Decisão liminar do ministro Kassio Nunes Marques interrompeu divulgação de levantamento após questionamentos sobre possível indução de respostas
O Tribunal Superior Eleitoral (TSE) deve analisar ainda nesta terça-feira (8) a decisão liminar do presidente da Corte, ministro Kassio Nunes Marques, que suspendeu a divulgação de uma pesquisa eleitoral realizada pelo Instituto AtlasIntel. O levantamento apontava queda na popularidade do senador Flávio Bolsonaro (PL) e foi alvo de contestação por parte do Partido Liberal (PL).
De acordo com informações de bastidores da Corte Eleitoral, interlocutores do ministro avaliam que há maioria favorável à manutenção da decisão. O pedido de suspensão foi apresentado pelo partido do ex-presidente Jair Bolsonaro, que argumentou haver direcionamento em perguntas incluídas na pesquisa, especialmente após a repercussão de um áudio envolvendo Flávio Bolsonaro e o empresário Daniel Vorcaro.
Embora a pesquisa já tenha sido divulgada, fontes ligadas ao TSE consideram que o julgamento possui relevância institucional por estabelecer parâmetros para a atuação dos institutos de pesquisa em um cenário eleitoral considerado sensível. A expectativa é de que a decisão tenha efeito pedagógico, reforçando a necessidade de observância dos critérios metodológicos tradicionalmente adotados em levantamentos eleitorais.
Na decisão liminar, Nunes Marques apontou indícios de possível indução das respostas dos entrevistados.

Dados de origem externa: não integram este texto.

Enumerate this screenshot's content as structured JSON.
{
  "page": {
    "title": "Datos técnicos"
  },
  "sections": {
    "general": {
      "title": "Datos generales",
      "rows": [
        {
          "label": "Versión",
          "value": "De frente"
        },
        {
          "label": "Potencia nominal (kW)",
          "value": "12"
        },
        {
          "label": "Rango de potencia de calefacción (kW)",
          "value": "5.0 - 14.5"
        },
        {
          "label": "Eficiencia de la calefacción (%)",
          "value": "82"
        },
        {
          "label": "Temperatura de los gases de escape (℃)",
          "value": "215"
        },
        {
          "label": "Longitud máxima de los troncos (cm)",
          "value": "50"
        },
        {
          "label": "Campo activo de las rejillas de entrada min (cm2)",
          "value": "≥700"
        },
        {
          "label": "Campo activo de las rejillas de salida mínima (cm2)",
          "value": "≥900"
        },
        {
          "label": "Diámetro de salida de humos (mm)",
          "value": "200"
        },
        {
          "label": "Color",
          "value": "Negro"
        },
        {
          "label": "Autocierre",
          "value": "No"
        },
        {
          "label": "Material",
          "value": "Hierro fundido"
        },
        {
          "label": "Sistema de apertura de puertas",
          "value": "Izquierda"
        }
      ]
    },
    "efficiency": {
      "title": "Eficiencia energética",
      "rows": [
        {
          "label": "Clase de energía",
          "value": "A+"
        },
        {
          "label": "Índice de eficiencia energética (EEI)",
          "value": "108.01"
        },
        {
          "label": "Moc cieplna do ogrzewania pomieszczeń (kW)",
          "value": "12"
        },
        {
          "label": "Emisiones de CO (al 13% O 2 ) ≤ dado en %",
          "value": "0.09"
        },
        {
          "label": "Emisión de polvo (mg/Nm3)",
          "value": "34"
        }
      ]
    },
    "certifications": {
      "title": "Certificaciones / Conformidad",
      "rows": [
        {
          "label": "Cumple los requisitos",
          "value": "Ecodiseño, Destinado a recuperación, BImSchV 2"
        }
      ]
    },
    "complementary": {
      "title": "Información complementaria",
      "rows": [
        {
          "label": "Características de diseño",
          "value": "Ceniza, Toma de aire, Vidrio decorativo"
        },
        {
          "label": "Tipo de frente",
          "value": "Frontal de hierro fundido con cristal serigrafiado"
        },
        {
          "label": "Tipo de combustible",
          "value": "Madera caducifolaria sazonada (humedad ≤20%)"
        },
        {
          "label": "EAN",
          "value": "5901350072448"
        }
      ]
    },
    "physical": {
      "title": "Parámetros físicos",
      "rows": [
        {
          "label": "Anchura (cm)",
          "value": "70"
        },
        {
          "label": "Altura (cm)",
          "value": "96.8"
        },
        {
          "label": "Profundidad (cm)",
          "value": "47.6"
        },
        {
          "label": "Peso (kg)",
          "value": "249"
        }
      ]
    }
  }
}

Entre os elementos considerados está a utilização de conteúdo relacionado a uma investigação envolvendo o Banco Master, circunstância que, segundo o magistrado, poderia comprometer a neutralidade das respostas coletadas.
O ministro também destacou que a suspensão temporária da divulgação não representa prejuízo irreversível ao instituto de pesquisa, uma vez que, caso a regularidade metodológica seja posteriormente confirmada, não haverá impedimento para o reconhecimento da validade do levantamento.
Outro ponto observado na decisão foi o fato de que outras 27 pesquisas realizadas anteriormente pela AtlasIntel não apresentaram questionamentos semelhantes nem utilizaram material de áudio com características parecidas às verificadas no estudo contestado.
Em nota, o Instituto AtlasIntel informou que respeita a decisão judicial e reafirmou a confiabilidade de seus métodos de pesquisa. A empresa declarou estar colaborando integralmente com a Justiça Eleitoral e fornecendo todos os esclarecimentos solicitados.
Segundo o instituto, a metodologia empregada segue critérios técnicos rigorosos e a expectativa é de que a análise do colegiado do TSE confirme a legalidade e a robustez do estudo. A AtlasIntel também afirmou confiar que a avaliação técnica dos fatos permitirá o completo esclarecimento da controvérsia.